From 1999 onwards, local residents began holding regular memorial ceremonies and systematically cataloguing the urns. In September 1999, residents from Shishan, Xinshan, Tongshan and Guashan gather at the temple to participate in the universal salvation ritual. With the assistance of successive village heads, including Zhang Wenrong, the Taiwan Sugar Corporation, which was responsible for managing the temple, agreed to lease a plot of land for the erection of a memorial stele.

On 3 September 2002, Chen Lizhong, chairman of the Taipei Wenzhou Association, led more than 30 members in establishing the “Memorial Stele for Wenzhou Miners Who Died in the Jinguashi Mines”. The inscription recounts the history of Wenzhou workers who came to labour there.

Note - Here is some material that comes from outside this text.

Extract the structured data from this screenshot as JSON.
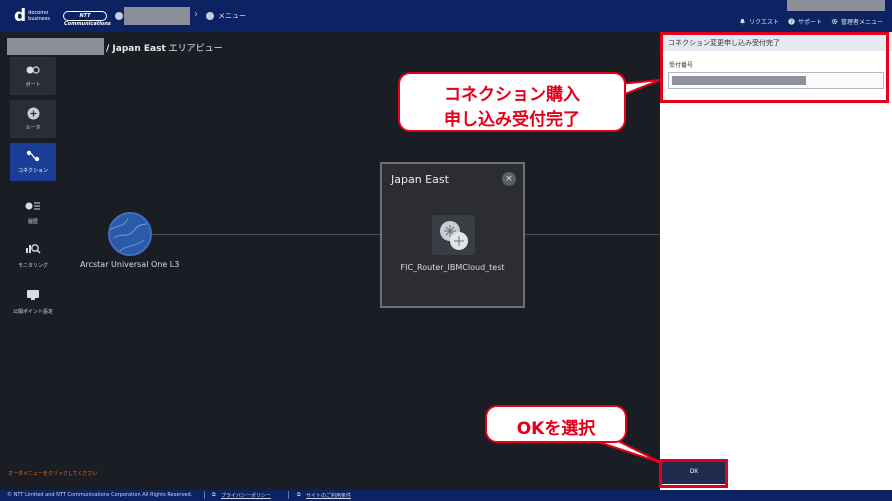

At the initiative of Wu Ganzheng, head of Shishan Village, local residents cleared the pathways that had become overgrown and buried in dense vegetation. Preliminary clearance work was completed on 18 October 2003.

On 28 June 2018, the Cultural Affairs Department of the New Taipei City Government, together with representatives including Su Youde, director of Councillor Lin Yi-chi's service office, Village Head Wu Ganzheng and local elders, conducted a site inspection at the temple. They discussed the possibility of designating both the temple and the crematorium below it as cultural heritage of New Taipei City. After more than a year of investigation and follow up, the New Taipei City Government listed Jinquan Temple as a provisionally designated historic monument.